La question se pose aujourd’hui avec encore plus d’acuité en ce qui concerne les Industries Chimiques du Sénégal (ICS).

ICS n’est pas une entreprise comme les autres. Avec 1,8 million de tonnes de phosphate exploitées chaque année, 600 000 tonnes d’acide phosphorique produites et environ 250 000 tonnes d’engrais, elle génère près de 340 milliards FCFA de chiffre d’affaires et fait vivre plus de 1 300 emplois directs. C’est un atout industriel stratégique pour l’agriculture, pour l’économie nationale et potentiellement pour certains secteurs énergétiques émergents.

La décision annoncée de reprendre l’ensemble des actifs d’ICS par l’État constitue donc un tournant majeur. Elle reflète une volonté affirmée de souveraineté industrielle. Mais cela soulève aussi une question essentielle : le Sénégal dispose-t-il aujourd’hui des capacités industrielles et financières nécessaires pour exploiter seul un complexe chimique d’une telle envergure tout en restant compétitif sur le marché international ?

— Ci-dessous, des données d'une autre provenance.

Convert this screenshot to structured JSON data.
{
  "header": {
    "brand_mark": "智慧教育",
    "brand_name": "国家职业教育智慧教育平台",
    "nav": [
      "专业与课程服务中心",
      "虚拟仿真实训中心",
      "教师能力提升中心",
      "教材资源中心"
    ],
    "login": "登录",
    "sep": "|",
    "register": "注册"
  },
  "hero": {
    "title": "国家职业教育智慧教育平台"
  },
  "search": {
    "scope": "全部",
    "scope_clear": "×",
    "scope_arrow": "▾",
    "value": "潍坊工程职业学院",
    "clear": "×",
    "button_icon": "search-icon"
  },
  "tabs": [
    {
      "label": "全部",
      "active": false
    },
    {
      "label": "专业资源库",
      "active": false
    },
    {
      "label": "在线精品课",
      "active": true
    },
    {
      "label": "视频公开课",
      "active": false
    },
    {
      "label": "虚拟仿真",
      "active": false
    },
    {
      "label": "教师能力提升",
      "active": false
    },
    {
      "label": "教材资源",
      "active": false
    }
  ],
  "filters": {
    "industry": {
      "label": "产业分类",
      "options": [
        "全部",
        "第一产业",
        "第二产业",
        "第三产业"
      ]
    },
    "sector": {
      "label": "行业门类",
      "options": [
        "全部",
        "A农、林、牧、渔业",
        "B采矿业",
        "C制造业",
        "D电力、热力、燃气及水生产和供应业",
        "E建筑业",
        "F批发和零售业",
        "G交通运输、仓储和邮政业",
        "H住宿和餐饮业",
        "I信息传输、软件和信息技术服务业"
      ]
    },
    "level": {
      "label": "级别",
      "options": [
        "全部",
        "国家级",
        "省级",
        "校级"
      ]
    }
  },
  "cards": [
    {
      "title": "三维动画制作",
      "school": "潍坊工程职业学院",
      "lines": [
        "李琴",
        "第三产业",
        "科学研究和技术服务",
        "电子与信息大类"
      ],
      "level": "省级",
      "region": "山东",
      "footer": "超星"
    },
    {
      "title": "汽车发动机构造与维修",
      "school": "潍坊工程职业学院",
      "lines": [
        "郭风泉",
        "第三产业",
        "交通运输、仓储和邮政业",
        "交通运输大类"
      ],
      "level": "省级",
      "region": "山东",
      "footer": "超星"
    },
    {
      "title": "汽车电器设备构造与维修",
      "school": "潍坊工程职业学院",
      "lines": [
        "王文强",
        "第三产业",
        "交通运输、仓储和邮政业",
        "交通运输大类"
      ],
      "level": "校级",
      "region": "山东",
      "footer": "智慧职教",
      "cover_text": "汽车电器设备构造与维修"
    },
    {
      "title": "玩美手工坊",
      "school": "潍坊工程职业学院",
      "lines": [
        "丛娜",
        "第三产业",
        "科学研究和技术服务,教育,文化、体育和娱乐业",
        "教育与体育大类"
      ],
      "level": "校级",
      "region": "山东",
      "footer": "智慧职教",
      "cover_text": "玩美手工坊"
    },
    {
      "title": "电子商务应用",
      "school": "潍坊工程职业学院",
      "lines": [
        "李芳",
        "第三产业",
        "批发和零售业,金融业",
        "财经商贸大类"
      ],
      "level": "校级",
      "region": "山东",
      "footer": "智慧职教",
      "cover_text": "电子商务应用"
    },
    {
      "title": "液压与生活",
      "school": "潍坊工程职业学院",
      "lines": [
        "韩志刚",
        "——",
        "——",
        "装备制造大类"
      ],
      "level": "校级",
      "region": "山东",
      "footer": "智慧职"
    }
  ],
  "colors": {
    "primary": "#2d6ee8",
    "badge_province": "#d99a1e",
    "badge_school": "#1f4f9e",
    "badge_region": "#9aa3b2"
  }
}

La production d’engrais et d’acide phosphorique appartient à l’industrie lourde. Cela nécessite des investissements massifs, une énergie abondante et bon marché, une logistique efficace et un accès durable aux marchés internationaux. Les acteurs dominants du secteur, le Maroc avec l’OCP, la Chine ou encore l’Arabie Saoudite, disposent justement de ces avantages : économies d’échelle, intégration industrielle et accès compétitif à l’énergie.

Dans ce contexte, la compétitivité ne dépend pas uniquement de la richesse du sous-sol. Cela dépend de tout l’écosystème industriel.

Cependant, le Sénégal démarre avec certaines contraintes bien connues : un coût de l’énergie encore élevé, des infrastructures logistiques qui s’améliorent mais peuvent encore être améliorées, un accès limité au financement industriel et une base industrielle relativement étroite. La reprise des actifs d’ICS est donc un geste politique fort, mais il ne résout pas en soi ces contraintes structurelles.

Pour que cette décision ne fragilise pas l’outil industriel, plusieurs sites devront être ouverts rapidement.

Le premier concerne l’énergie. Dans une industrie chimique, cela peut représenter jusqu’à 30 % des coûts de production. L’arrivée du gaz sénégalais offre à cet égard une opportunité majeure. L’intégration des ICS dans une stratégie énergétique nationale cohérente, notamment via l’accès au gaz domestique, pourrait améliorer significativement sa compétitivité. C’est précisément ce qui rend urgente la mise en œuvre d’une véritable stratégie « gas-to-power », planifiée et exécutée avec rigueur, qui reste encore aujourd’hui à consolider.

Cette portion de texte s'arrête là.